U.S. lawmakers are quietly debating an important piece of legislation that greatly affects meals for schools.
The legislation in question is part of a 2010 school nutrition bill as part of the once-every-five-years bill that sets the budget and rules for school meals. The specific part in question affects schools and students that are currently eligible for free or discounted meal programs, as well as the overall budget for the meals.
Currently the bill provides free lunches and after-school meals to every student enrolled in a public school where at least 40 percent of its student body live in low-income households. Now the House Education and Workforce Committee want the law changes so that only schools who have 60% of students living at or near the poverty line will qualify. The bill also requires cafeterias to serve healthier foods – more fruits, vegetables, and whole grains and less junk food.
Lunch programs as they are now already receive meager funding.
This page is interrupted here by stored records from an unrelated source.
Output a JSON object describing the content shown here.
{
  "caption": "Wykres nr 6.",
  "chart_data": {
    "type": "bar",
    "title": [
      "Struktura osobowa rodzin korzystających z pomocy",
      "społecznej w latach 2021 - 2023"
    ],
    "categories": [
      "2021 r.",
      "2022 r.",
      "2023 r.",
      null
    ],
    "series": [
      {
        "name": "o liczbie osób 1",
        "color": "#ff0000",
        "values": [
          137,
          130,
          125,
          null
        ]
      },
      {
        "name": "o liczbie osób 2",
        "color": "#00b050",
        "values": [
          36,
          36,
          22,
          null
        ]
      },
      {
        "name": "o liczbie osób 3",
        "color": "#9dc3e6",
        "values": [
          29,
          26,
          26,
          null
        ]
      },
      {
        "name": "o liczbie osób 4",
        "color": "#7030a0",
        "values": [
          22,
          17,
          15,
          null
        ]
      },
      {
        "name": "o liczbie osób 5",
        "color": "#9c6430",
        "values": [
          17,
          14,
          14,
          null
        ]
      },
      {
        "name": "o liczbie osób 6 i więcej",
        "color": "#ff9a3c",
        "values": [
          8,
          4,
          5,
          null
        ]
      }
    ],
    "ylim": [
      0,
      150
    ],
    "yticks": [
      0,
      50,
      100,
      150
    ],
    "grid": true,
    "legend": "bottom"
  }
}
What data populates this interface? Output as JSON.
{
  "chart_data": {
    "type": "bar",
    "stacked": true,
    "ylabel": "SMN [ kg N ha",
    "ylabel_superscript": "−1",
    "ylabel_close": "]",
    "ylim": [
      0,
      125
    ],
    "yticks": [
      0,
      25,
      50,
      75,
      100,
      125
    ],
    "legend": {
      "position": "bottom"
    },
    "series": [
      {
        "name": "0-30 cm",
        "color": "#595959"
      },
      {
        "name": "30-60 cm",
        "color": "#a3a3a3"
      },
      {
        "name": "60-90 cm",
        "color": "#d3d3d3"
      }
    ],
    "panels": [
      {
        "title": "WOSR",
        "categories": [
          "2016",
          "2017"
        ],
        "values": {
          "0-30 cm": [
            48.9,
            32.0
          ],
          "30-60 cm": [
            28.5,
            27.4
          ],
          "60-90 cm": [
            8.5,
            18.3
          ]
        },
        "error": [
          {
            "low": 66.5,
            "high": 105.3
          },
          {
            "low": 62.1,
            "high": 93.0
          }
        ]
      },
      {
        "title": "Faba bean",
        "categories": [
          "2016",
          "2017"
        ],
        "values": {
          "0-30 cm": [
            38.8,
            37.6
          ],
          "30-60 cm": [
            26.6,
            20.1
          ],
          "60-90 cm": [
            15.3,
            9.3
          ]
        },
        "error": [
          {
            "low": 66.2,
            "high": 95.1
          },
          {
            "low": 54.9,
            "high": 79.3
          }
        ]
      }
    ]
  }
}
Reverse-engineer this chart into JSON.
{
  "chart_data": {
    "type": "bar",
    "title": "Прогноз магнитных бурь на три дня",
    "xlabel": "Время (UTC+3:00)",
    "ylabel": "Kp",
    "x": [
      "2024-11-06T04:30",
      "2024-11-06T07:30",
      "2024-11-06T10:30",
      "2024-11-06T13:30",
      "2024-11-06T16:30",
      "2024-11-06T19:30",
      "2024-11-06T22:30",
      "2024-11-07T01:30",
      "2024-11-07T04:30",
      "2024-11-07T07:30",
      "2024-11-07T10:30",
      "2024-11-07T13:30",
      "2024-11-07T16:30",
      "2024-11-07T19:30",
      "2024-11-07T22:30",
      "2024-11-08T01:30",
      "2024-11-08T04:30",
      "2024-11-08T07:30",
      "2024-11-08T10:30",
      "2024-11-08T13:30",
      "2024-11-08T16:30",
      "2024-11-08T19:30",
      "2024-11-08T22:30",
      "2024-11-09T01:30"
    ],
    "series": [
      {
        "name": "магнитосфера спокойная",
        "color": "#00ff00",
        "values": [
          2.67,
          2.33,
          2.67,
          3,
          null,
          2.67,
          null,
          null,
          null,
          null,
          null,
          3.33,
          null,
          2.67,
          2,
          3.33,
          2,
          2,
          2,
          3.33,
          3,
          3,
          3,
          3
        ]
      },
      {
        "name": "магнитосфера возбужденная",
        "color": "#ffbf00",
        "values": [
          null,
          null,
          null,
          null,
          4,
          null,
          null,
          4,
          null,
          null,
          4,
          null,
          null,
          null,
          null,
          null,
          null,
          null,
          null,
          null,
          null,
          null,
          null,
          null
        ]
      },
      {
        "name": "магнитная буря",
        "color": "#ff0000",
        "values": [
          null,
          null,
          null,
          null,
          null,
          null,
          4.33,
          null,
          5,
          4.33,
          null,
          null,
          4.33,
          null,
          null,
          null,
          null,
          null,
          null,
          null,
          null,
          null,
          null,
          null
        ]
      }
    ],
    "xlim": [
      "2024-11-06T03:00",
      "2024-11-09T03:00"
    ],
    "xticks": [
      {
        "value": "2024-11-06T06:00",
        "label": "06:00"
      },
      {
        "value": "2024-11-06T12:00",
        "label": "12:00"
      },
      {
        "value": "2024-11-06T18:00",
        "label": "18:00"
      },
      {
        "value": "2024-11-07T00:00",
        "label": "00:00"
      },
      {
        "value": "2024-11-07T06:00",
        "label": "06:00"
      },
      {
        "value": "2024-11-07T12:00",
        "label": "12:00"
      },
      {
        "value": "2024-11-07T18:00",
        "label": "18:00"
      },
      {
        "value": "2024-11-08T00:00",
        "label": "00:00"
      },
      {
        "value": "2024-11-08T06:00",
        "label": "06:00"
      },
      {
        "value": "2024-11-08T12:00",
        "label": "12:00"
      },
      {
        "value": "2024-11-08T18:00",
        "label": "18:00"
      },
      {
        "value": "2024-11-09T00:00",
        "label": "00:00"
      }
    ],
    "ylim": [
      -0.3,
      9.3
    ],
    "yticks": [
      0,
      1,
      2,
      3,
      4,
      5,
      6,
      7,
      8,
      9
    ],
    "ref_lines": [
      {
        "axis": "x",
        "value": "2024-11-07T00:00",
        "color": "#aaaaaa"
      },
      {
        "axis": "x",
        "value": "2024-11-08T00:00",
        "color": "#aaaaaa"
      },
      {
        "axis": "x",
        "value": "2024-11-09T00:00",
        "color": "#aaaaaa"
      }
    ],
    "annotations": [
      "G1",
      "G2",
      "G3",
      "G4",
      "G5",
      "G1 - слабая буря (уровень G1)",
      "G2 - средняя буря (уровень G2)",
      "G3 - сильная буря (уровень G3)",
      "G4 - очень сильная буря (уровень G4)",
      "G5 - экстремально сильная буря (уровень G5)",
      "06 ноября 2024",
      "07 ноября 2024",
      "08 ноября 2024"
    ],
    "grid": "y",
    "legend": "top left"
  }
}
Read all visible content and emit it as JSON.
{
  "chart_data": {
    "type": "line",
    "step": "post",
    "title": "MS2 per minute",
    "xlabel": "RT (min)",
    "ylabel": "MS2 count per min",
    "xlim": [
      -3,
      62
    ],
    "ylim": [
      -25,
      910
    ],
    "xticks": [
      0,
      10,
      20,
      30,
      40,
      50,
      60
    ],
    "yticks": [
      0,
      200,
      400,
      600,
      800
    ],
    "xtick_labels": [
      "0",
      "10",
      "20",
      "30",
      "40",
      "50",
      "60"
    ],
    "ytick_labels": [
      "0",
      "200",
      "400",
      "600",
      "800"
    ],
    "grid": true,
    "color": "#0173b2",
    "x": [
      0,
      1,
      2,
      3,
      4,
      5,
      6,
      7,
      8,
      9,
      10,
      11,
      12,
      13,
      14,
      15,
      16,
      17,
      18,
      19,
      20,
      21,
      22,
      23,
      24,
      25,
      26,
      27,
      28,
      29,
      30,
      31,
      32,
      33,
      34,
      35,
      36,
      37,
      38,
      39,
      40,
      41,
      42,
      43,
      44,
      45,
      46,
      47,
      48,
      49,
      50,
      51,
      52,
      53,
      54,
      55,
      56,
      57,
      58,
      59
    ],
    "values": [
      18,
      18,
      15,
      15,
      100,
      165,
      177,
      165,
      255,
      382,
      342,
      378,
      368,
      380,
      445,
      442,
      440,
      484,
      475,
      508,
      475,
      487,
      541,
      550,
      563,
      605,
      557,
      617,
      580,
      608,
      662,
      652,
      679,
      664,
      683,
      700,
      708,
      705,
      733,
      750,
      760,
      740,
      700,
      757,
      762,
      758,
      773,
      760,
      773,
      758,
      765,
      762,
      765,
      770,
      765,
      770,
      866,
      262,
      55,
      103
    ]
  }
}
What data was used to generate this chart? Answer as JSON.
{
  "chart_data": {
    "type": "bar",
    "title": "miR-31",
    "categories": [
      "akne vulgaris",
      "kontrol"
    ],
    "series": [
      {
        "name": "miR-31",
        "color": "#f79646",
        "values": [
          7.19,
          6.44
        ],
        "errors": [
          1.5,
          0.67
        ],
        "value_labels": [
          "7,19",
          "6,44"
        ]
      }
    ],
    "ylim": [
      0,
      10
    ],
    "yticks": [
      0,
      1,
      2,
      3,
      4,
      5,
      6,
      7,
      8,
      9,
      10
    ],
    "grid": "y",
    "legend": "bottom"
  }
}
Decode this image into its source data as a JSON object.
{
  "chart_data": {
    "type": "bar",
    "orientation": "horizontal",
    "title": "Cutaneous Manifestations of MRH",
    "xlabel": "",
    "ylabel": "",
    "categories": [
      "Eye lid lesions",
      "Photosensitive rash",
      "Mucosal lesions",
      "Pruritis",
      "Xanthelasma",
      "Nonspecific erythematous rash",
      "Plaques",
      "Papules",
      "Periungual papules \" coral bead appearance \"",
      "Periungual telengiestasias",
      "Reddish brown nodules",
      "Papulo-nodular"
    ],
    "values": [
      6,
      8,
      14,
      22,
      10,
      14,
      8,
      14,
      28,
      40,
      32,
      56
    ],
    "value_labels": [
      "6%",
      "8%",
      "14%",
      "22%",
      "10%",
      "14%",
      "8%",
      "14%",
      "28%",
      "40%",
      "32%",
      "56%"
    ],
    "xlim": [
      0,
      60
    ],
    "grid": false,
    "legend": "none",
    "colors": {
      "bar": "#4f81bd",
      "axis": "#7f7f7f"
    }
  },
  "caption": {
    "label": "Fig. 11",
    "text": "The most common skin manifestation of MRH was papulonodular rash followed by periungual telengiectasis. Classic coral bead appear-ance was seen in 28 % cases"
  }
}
The $13 billion allocated to them equals out to just over a dollar per meal for cafeteria administrators to spend on ingredients.
Changing the law now would provide even less funding, would remove eligibility for over 7,000 schools and 3.4 million students, and would create additional burdens of paperwork and administration work.
Luckily, the original act passed in 2010, the Healthy Hunger-Free Kids Act, was heavily supported by first lady Michelle Obama, so any cutbacks would most likely be vetoed by President Obama.